Monté notamment à partir d’interviews de l’artiste, dont l’une restée inédite, “Satoshi Kon, l’illusionniste” montre aussi quelques célèbres cinéastes lui rendre hommage, dont Darren Aronofsky qui avoue lui avoir volé un plan -avec son autorisation- pour la célèbre scène de son film “Requiem for a Dream” où Jennifer Connelly hurle dans l’eau de son bain.
“C’est un maître, et j’apprendrai de lui jusqu’à la fin de mes jours” affirme quant à lui Rodney Rothman, le réalisateur du plus impressionnant film d’animation de ces dernières années: “Spider-Man Into the Spider-Verse”.
Le Japonais laisse pourtant à ceux qui l’ont côtoyé une image contrastée. “C’était un génie, mais un homme détestable” avoue avec une franchise surprenante son producteur Taro Maki. Un constat que partagent dans le documentaire plusieurs de ses collaborateurs, dont certains ont abandonné des projets en cours de production à la suite d’affrontements dantesques, ainsi que Mamoru Oshii, le réalisateur de “Ghost in the Shell”, qui raconte que chacune de leur rencontre se terminait par une énorme dispute.
Mystère et paranoïa
Satoshi Kon publie ses premiers mangas à l’âge de 22 ans, dont de magnifiques histoires courtes disponibles en français aux éditions Pika Graphic. Son dessin est au début très inspiré par Katsuhiro Otomo (l’auteur d’Akira), mais Kon trouve rapidement son style. L’une de ses premières histoires: “Retour vers la mer,” fait l’objet d’un projet d’adaptation par les cinéastes français Marc Caro et Jean-Pierre Jeunet, dont le film “La Cité des Enfants perdus” connaît un beau succès au Japon. Malheureusement, ce projet n’aboutit pas.

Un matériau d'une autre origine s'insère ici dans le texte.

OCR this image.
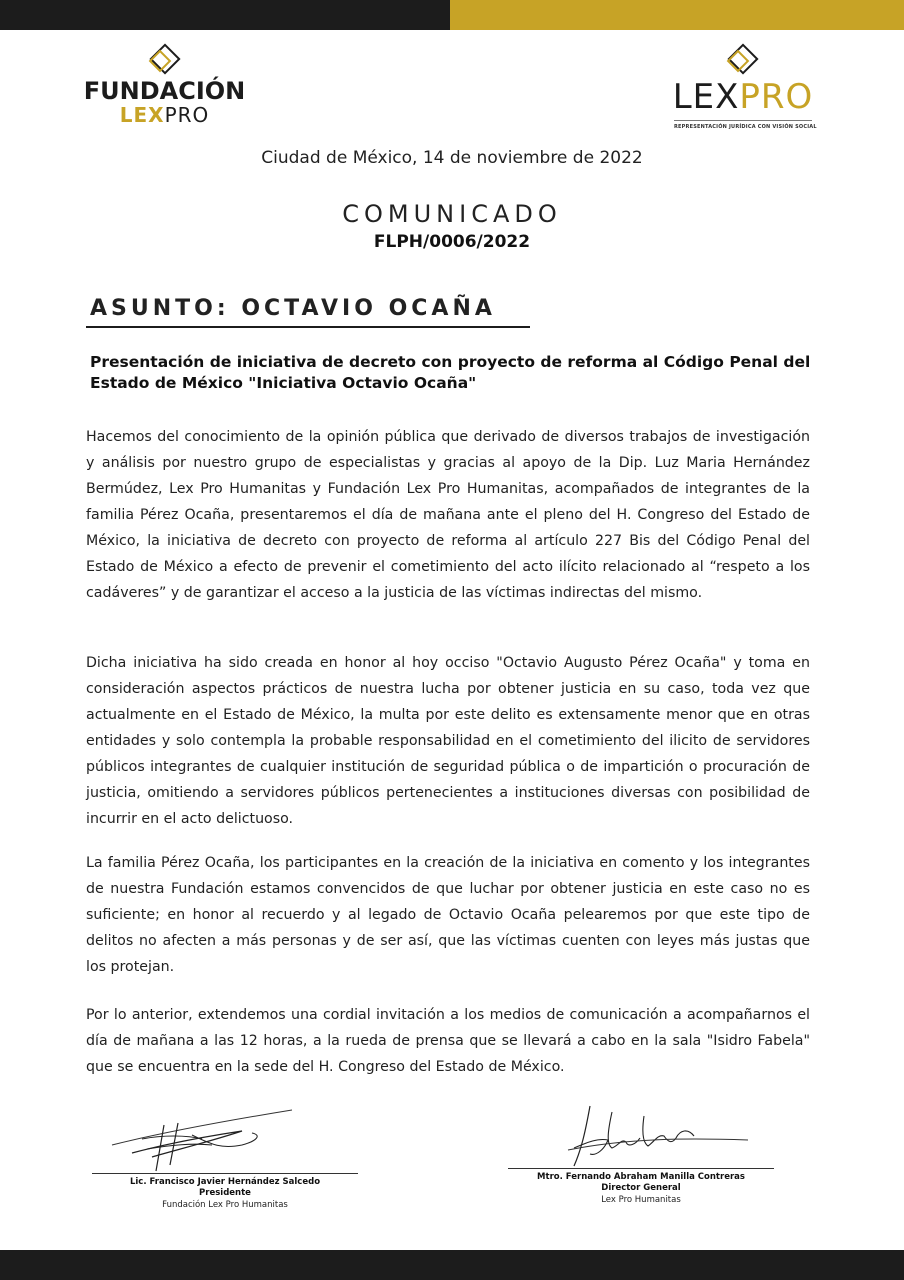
FUNDACIÓN
LEXPRO	LEXPRO
REPRESENTACIÓN JURÍDICA CON VISIÓN SOCIAL
Ciudad de México, 14 de noviembre de 2022
COMUNICADO
FLPH/0006/2022
ASUNTO: OCTAVIO OCAÑA
Presentación de iniciativa de decreto con proyecto de reforma al Código Penal del Estado de México "Iniciativa Octavio Ocaña"

Hacemos del conocimiento de la opinión pública que derivado de diversos trabajos de investigación y análisis por nuestro grupo de especialistas y gracias al apoyo de la Dip. Luz Maria Hernández Bermúdez, Lex Pro Humanitas y Fundación Lex Pro Humanitas, acompañados de integrantes de la familia Pérez Ocaña, presentaremos el día de mañana ante el pleno del H. Congreso del Estado de México, la iniciativa de decreto con proyecto de reforma al artículo 227 Bis del Código Penal del Estado de México a efecto de prevenir el cometimiento del acto ilícito relacionado al “respeto a los cadáveres” y de garantizar el acceso a la justicia de las víctimas indirectas del mismo.

Dicha iniciativa ha sido creada en honor al hoy occiso "Octavio Augusto Pérez Ocaña" y toma en consideración aspectos prácticos de nuestra lucha por obtener justicia en su caso, toda vez que actualmente en el Estado de México, la multa por este delito es extensamente menor que en otras entidades y solo contempla la probable responsabilidad en el cometimiento del ilicito de servidores públicos integrantes de cualquier institución de seguridad pública o de impartición o procuración de justicia, omitiendo a servidores públicos pertenecientes a instituciones diversas con posibilidad de incurrir en el acto delictuoso.

La familia Pérez Ocaña, los participantes en la creación de la iniciativa en comento y los integrantes de nuestra Fundación estamos convencidos de que luchar por obtener justicia en este caso no es suficiente; en honor al recuerdo y al legado de Octavio Ocaña pelearemos por que este tipo de delitos no afecten a más personas y de ser así, que las víctimas cuenten con leyes más justas que los protejan.

Por lo anterior, extendemos una cordial invitación a los medios de comunicación a acompañarnos el día de mañana a las 12 horas, a la rueda de prensa que se llevará a cabo en la sala "Isidro Fabela" que se encuentra en la sede del H. Congreso del Estado de México.

Lic. Francisco Javier Hernández Salcedo
Presidente
Fundación Lex Pro Humanitas
Mtro. Fernando Abraham Manilla Contreras
Director General
Lex Pro Humanitas
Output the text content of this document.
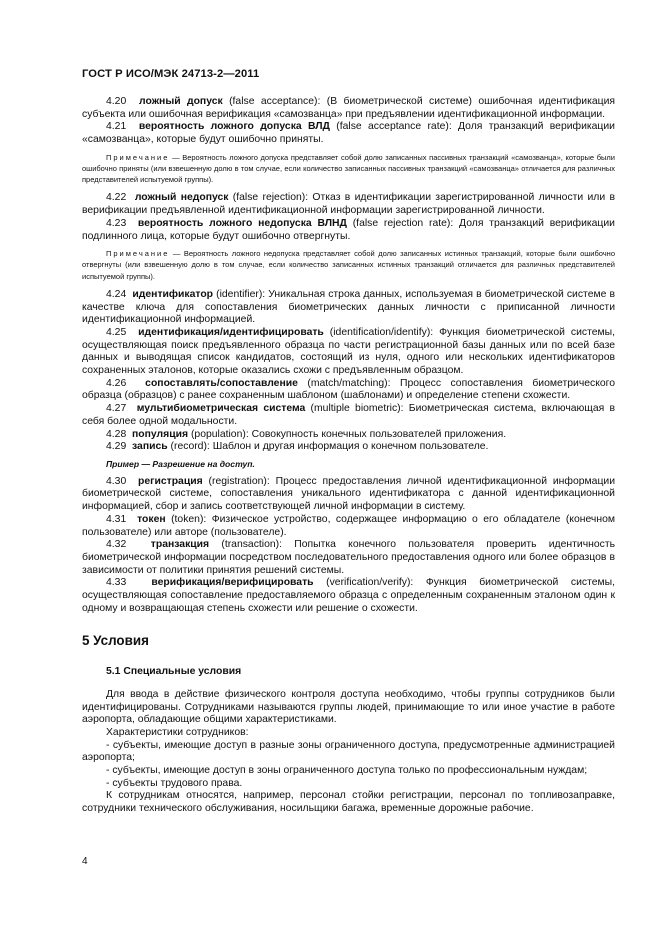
ГОСТ Р ИСО/МЭК 24713-2—2011

4.20 ложный допуск (false acceptance): (В биометрической системе) ошибочная идентификация субъекта или ошибочная верификация «самозванца» при предъявлении идентификационной информации.

4.21 вероятность ложного допуска ВЛД (false acceptance rate): Доля транзакций верификации «самозванца», которые будут ошибочно приняты.

Примечание — Вероятность ложного допуска представляет собой долю записанных пассивных транзакций «самозванца», которые были ошибочно приняты (или взвешенную долю в том случае, если количество записанных пассивных транзакций «самозванца» отличается для различных представителей испытуемой группы).

4.22 ложный недопуск (false rejection): Отказ в идентификации зарегистрированной личности или в верификации предъявленной идентификационной информации зарегистрированной личности.

4.23 вероятность ложного недопуска ВЛНД (false rejection rate): Доля транзакций верификации подлинного лица, которые будут ошибочно отвергнуты.

Примечание — Вероятность ложного недопуска представляет собой долю записанных истинных транзакций, которые были ошибочно отвергнуты (или взвешенную долю в том случае, если количество записанных истинных транзакций отличается для различных представителей испытуемой группы).

4.24 идентификатор (identifier): Уникальная строка данных, используемая в биометрической системе в качестве ключа для сопоставления биометрических данных личности с приписанной личности идентификационной информацией.

4.25 идентификация/идентифицировать (identification/identify): Функция биометрической системы, осуществляющая поиск предъявленного образца по части регистрационной базы данных или по всей базе данных и выводящая список кандидатов, состоящий из нуля, одного или нескольких идентификаторов сохраненных эталонов, которые оказались схожи с предъявленным образцом.

4.26 сопоставлять/сопоставление (match/matching): Процесс сопоставления биометрического образца (образцов) с ранее сохраненным шаблоном (шаблонами) и определение степени схожести.

4.27 мультибиометрическая система (multiple biometric): Биометрическая система, включающая в себя более одной модальности.

4.28 популяция (population): Совокупность конечных пользователей приложения.

4.29 запись (record): Шаблон и другая информация о конечном пользователе.

Пример — Разрешение на доступ.

4.30 регистрация (registration): Процесс предоставления личной идентификационной информации биометрической системе, сопоставления уникального идентификатора с данной идентификационной информацией, сбор и запись соответствующей личной информации в систему.

4.31 токен (token): Физическое устройство, содержащее информацию о его обладателе (конечном пользователе) или авторе (пользователе).

4.32 транзакция (transaction): Попытка конечного пользователя проверить идентичность биометрической информации посредством последовательного предоставления одного или более образцов в зависимости от политики принятия решений системы.

4.33 верификация/верифицировать (verification/verify): Функция биометрической системы, осуществляющая сопоставление предоставляемого образца с определенным сохраненным эталоном один к одному и возвращающая степень схожести или решение о схожести.

5 Условия
5.1 Специальные условия

Для ввода в действие физического контроля доступа необходимо, чтобы группы сотрудников были идентифицированы. Сотрудниками называются группы людей, принимающие то или иное участие в работе аэропорта, обладающие общими характеристиками.

Характеристики сотрудников:

- субъекты, имеющие доступ в разные зоны ограниченного доступа, предусмотренные администрацией аэропорта;

- субъекты, имеющие доступ в зоны ограниченного доступа только по профессиональным нуждам;

- субъекты трудового права.

К сотрудникам относятся, например, персонал стойки регистрации, персонал по топливозаправке, сотрудники технического обслуживания, носильщики багажа, временные дорожные рабочие.

4
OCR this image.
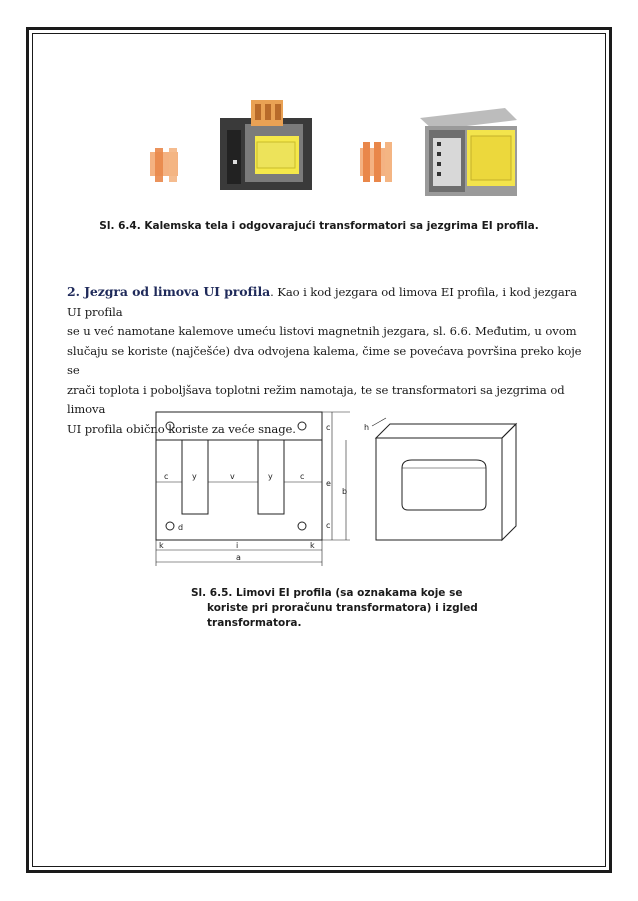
Sl. 6.4. Kalemska tela i odgovarajući transformatori sa jezgrima EI profila.

2. Jezgra od limova UI profila. Kao i kod jezgara od limova EI profila, i kod jezgara UI profila

se u već namotane kalemove umeću listovi magnetnih jezgara, sl. 6.6. Međutim, u ovom

slučaju se koriste (najčešće) dva odvojena kalema, čime se povećava površina preko koje se

zrači toplota i poboljšava toplotni režim namotaja, te se transformatori sa jezgrima od limova

UI profila obično koriste za veće snage.

c	y	v	y	c
c
e
c
b
d
k	i	k
a
h
Sl. 6.5. Limovi EI profila (sa oznakama koje se
koriste pri proračunu transformatora) i izgled
transformatora.
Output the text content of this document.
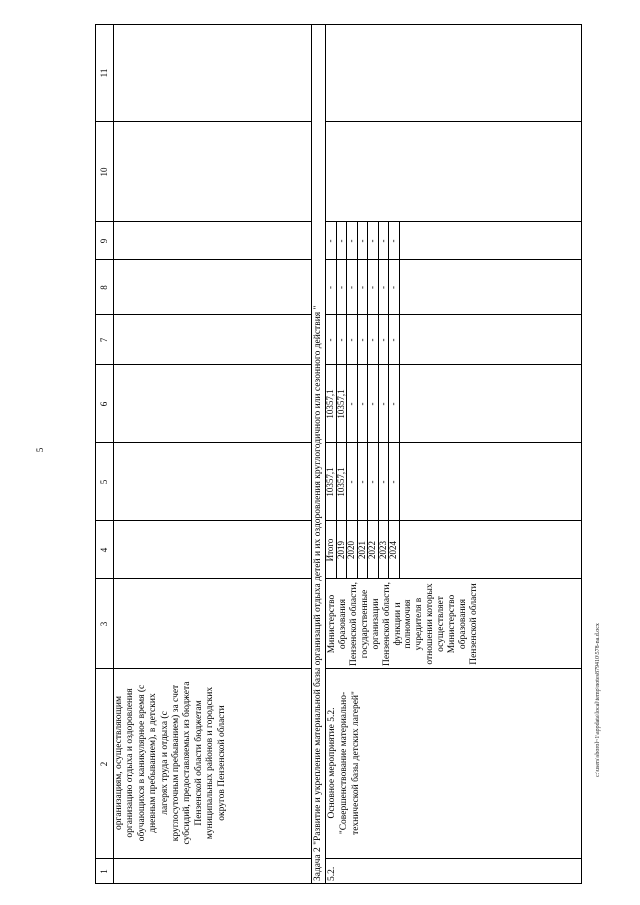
5
c:\users\sborol~1\appdata\local\temp\notes879410\578-na.d.ocx
1
2
3
4
5
6
7
8
9
10
11
организациям, осуществляющим организацию отдыха и оздоровления обучающихся в каникулярное время (с дневным пребыванием), в детских лагерях труда и отдыха (с круглосуточным пребыванием) за счет субсидий, предоставляемых из бюджета Пензенской области бюджетам муниципальных районов и городских округов Пензенской области	Задача 2 "Развитие и укрепление материальной базы организаций отдыха детей и их оздоровления круглогодичного или сезонного действия " 5.2.
Основное мероприятие 5.2. "Совершенствование материально-технической базы детских лагерей"
Министерство образования Пензенской области, государственные организации Пензенской области, функции и полномочия учредителя в отношении которых осуществляет Министерство образования Пензенской области
Итого
10357,1
10357,1
-
-
-
2019
10357,1
10357,1
-
-
-
2020
-
-
-
-
-
2021
-
-
-
-
-
2022
-
-
-
-
-
2023
-
-
-
-
-
2024
-
-
-
-
-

L’histoire de Satoshi Kon se lie alors avec celle de l’un des plus célèbres studios d’animation japonais: Madhouse, pour qui il réalise son premier film: “Perfect Blue” (1998). Un thriller extrêmement sombre et paranoïaque racontant l’histoire d’une chanteuse pop harcelée par un fan. Commentaire assez cinglant sur l’industrie culturelle japonaise, “Perfect Blue” est nimbé de mystère et traversé par une inhabituelle violence graphique, pour un résultat qui croise de façon surprenante les univers de David Lynch et du giallo italien. Le film fascine les cinéphiles du monde entier, ouvrant un nouveau public adulte à l’animation japonaise, dix ans après le film Akira.
Le projet suivant de Satoshi Kon: “Millenium Actress”, rencontre un plus large public et connaît un immense succès critique, de même qu’après lui Tokyo Godfathers, marqué par une bonne humeur inattendue dans son cinéma. Son dernier film, Paprika, constitue sans doute le chef-d’œuvre de sa trop courte carrière. Il inspirera fortement Christopher Nolan pour l’écriture d’Inception.
S’il donne envie de replonger immédiatement dans tous ses films, “Satoshi Kon l’Illusionniste” raconte pourtant à quel point chacun d’eux fut difficile à monter. Ce fut sans doute la raison pour laquelle le réalisateur s’essaya à la série télévisée avec Paranoia Agent, qu’il présenta comme sa “réponse à Twin Peaks”. Une série qui reste culte pour les fans d’animation du monde entier.
La fin du documentaire offre une immense surprise en présentant des images inédites du dernier projet au cinéma de Satoshi Kon: “Dreaming Machine”, qui devait marquer un changement radical de style. Il restera inachevé à cause de la mort de l’artiste, laissant des millions d’admirateurs orphelins, convaincus qu’avec la maturité, Satoshi Kon serait probablement devenu aussi important qu’Hayao Miyazaki.